Wet Form of ARMD is More Aggressive
In contrast, the “wet” or exudative form leads to significant, and more rapid, loss of vision. Clinically, abnormal blood vessels grow in between the layers of the retina. Usually this occurs underneath the macular area significantly affecting central vision. Patients notice rather abrupt onset of distortion (metamorphopsia) and loss of vision. It is this type of macular degeneration that is amenable to treatment from intravitreal injections/vitamins/laser.

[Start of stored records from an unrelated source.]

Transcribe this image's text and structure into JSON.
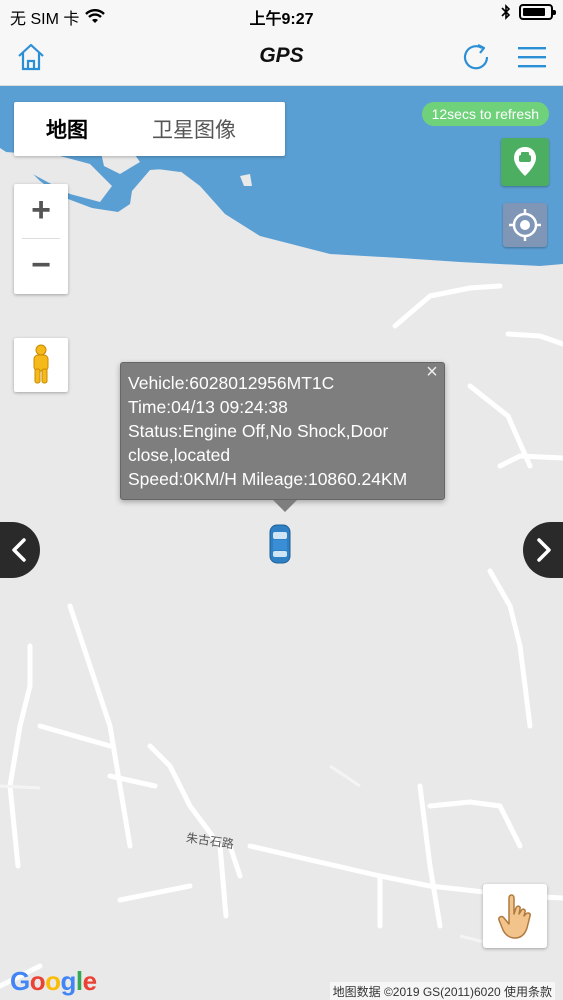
{
  "status_bar": {
    "carrier": "无 SIM 卡",
    "time": "上午9:27"
  },
  "nav": {
    "title": "GPS",
    "home_icon": "home-icon",
    "refresh_icon": "refresh-icon",
    "menu_icon": "hamburger-menu-icon"
  },
  "map_type": {
    "map_label": "地图",
    "satellite_label": "卫星图像"
  },
  "refresh_badge": "12secs to refresh",
  "zoom": {
    "in_label": "+",
    "out_label": "−"
  },
  "info_window": {
    "vehicle": "Vehicle:6028012956MT1C",
    "time": "Time:04/13 09:24:38",
    "status": "Status:Engine Off,No Shock,Door close,located",
    "speed_mileage": "Speed:0KM/H Mileage:10860.24KM",
    "close": "×"
  },
  "map_labels": {
    "road": "朱古石路",
    "attribution": "地图数据 ©2019 GS(2011)6020 使用条款",
    "google": "Google"
  },
  "colors": {
    "water": "#5a9fd4",
    "land": "#e9e9e9",
    "refresh_badge": "#6fd17a",
    "location_button": "#4cae60",
    "target_button": "#7f96b6",
    "info_window": "#7e7e7e",
    "nav_accent": "#2b8fd6"
  }
}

As mentioned above, there is no proven treatment for non-exudative or “dry” macular degeneration. There is lots of hype about luteins and vitamins, but non have been proven. Unfortunately, all treatments are reserved for those that develop the exudative form or “wet” type of macular degeneration.
Avastin for Wet Macular Degeneration
Present forms of treatment involve injections directly into the eye of VEGF (Vascular Endothelial Growth Factor) inhibitors (aka “anti-VEGF”). Macugen was first introduced several years ago, but has been supplanted by Lucentis. An off-label drug, Avastin, has quickly become popular in most areas.
These VEGF inhibitors are all injected directly into the eye and need to be repeated, at times, up to or more than a year. There are two different objectives; treating active wet ARMD and keeping it away (it often recurs). The better the vision, the more aggressive we need to be.